Insomma, potrebbe essere una legislatura col brivido, a meno che Giorgia Meloni non abbia già in mano le carte da giocare. Quali? Non vi sono notizie o certezze, ma i boatos si susseguono da giorni. A fare l’eventuale stampella al governo potrebbe essere proprio il Terzo Polo. Matteo Renzi e il suo gruppo, durante il dibattito sulla fiducia al Senato, avevano fatto notevoli aperture sia sul tema riforme costituzionali sia su quello della modifica al reddito di cittadinanza. Ma non solo. Renzi aveva anche apostrofato sarcasticamente le altre opposizioni, in primo luogo il Pd. Difficile quindi che la minoranza al Senato trovi compattezza per fare sgambetti al governo, se qualche accordo ci sarà, riguarderà solo Pd e 5 Stelle che potrebbero trovare convergenze su qualche tema.

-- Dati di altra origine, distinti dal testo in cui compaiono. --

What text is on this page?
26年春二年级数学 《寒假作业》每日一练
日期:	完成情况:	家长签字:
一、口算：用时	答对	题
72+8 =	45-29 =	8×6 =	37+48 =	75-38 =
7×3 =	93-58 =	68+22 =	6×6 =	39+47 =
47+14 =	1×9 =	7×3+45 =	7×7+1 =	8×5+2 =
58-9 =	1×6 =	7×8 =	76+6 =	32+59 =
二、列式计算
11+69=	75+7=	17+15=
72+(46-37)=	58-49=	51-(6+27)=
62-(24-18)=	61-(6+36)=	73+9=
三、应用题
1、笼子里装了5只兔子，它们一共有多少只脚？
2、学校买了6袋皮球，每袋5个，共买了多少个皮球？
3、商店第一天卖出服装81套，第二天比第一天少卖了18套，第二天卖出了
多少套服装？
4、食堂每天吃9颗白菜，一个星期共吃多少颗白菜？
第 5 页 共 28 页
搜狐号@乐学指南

Escluso, almeno in questa prima fase della legislatura, che i centristi di Carlo Calenda e Matteo Renzi possano ammiccare a sinistra. D’altronde, non bisogna dimenticare che per le elezioni di vicepresidenti e questori delle Camere i partiti di Enrico Letta e Giuseppe Conte si sono pappati tutto quello che era disponibile per le opposizioni, lasciando all’asciutto il Terzo Polo. E poi chi non ricorda l’elezione di Ignazio La Russa a presidente del Senato? L’esponente di FdI fu eletto senza l’appoggio di Forza Italia, i cui senatori parevano essenziali, raccogliendo ben 19 voti in più. Chi sono? Non si sa, ma non è escluso che Meloni sappia che su alcuni di questi potrebbe contare ancora.

Il malcontento di Fi

D’altra parte, nonostante i proclami di lealtà e collaborazione da parte di Silvio Berlusconi e dei suoi, è sotto gli occhi di tutti la lacerazione del partito creato dal Cavaliere. Le due anime continuano a darsi battaglia, e le recenti nomine di sottogoverno non hanno pienamente soddisfatto Berlusconi né tantomeno l’ala ronzulliana. Ed è anche da queste diatribe che il governo dovrebbe stare in guardia.

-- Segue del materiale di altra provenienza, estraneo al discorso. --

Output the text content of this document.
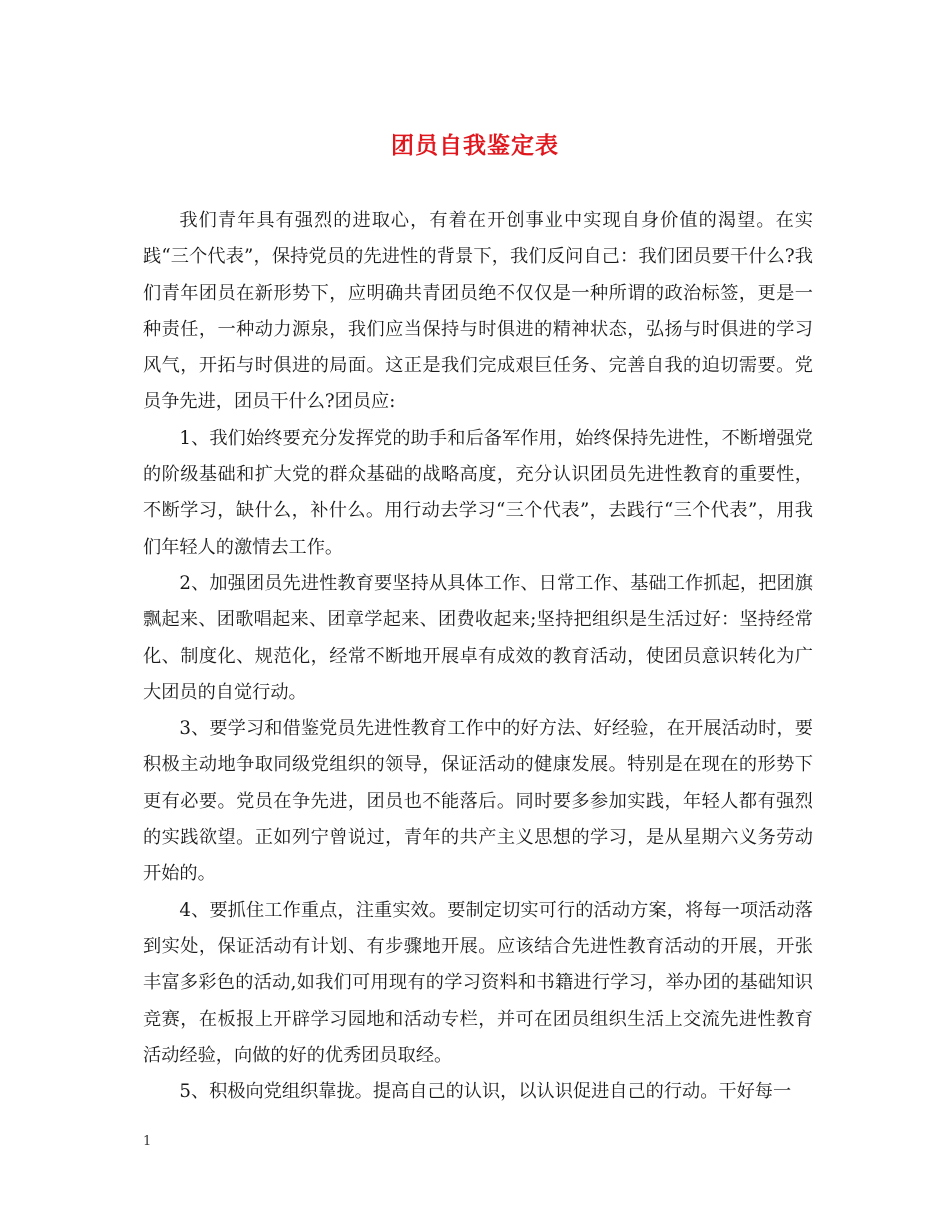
团员自我鉴定表

我们青年具有强烈的进取心，有着在开创事业中实现自身价值的渴望。在实践“三个代表”，保持党员的先进性的背景下，我们反问自己：我们团员要干什么?我们青年团员在新形势下，应明确共青团员绝不仅仅是一种所谓的政治标签，更是一种责任，一种动力源泉，我们应当保持与时俱进的精神状态，弘扬与时俱进的学习风气，开拓与时俱进的局面。这正是我们完成艰巨任务、完善自我的迫切需要。党员争先进，团员干什么?团员应:

1、我们始终要充分发挥党的助手和后备军作用，始终保持先进性，不断增强党的阶级基础和扩大党的群众基础的战略高度，充分认识团员先进性教育的重要性，不断学习，缺什么，补什么。用行动去学习“三个代表”，去践行“三个代表”，用我们年轻人的激情去工作。

2、加强团员先进性教育要坚持从具体工作、日常工作、基础工作抓起，把团旗飘起来、团歌唱起来、团章学起来、团费收起来;坚持把组织是生活过好：坚持经常化、制度化、规范化，经常不断地开展卓有成效的教育活动，使团员意识转化为广大团员的自觉行动。

3、要学习和借鉴党员先进性教育工作中的好方法、好经验，在开展活动时，要积极主动地争取同级党组织的领导，保证活动的健康发展。特别是在现在的形势下更有必要。党员在争先进，团员也不能落后。同时要多参加实践，年轻人都有强烈的实践欲望。正如列宁曾说过，青年的共产主义思想的学习，是从星期六义务劳动开始的。

4、要抓住工作重点，注重实效。要制定切实可行的活动方案，将每一项活动落到实处，保证活动有计划、有步骤地开展。应该结合先进性教育活动的开展，开张丰富多彩色的活动,如我们可用现有的学习资料和书籍进行学习，举办团的基础知识竞赛，在板报上开辟学习园地和活动专栏，并可在团员组织生活上交流先进性教育活动经验，向做的好的优秀团员取经。

5、积极向党组织靠拢。提高自己的认识，以认识促进自己的行动。干好每一

1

Una resa dei conti tra gli azzurri, a cui si aggiungono i risentimenti per le richieste non esaudite nelle nomine al governo, potrebbe far esplodere Forza Italia. Ma su questo la leader di FdI ha già le contromisure: i centristi della maggioranza, grazie a Meloni, hanno potuto costituire un gruppo parlamentare, pronto a raccogliere eventuali transfughi.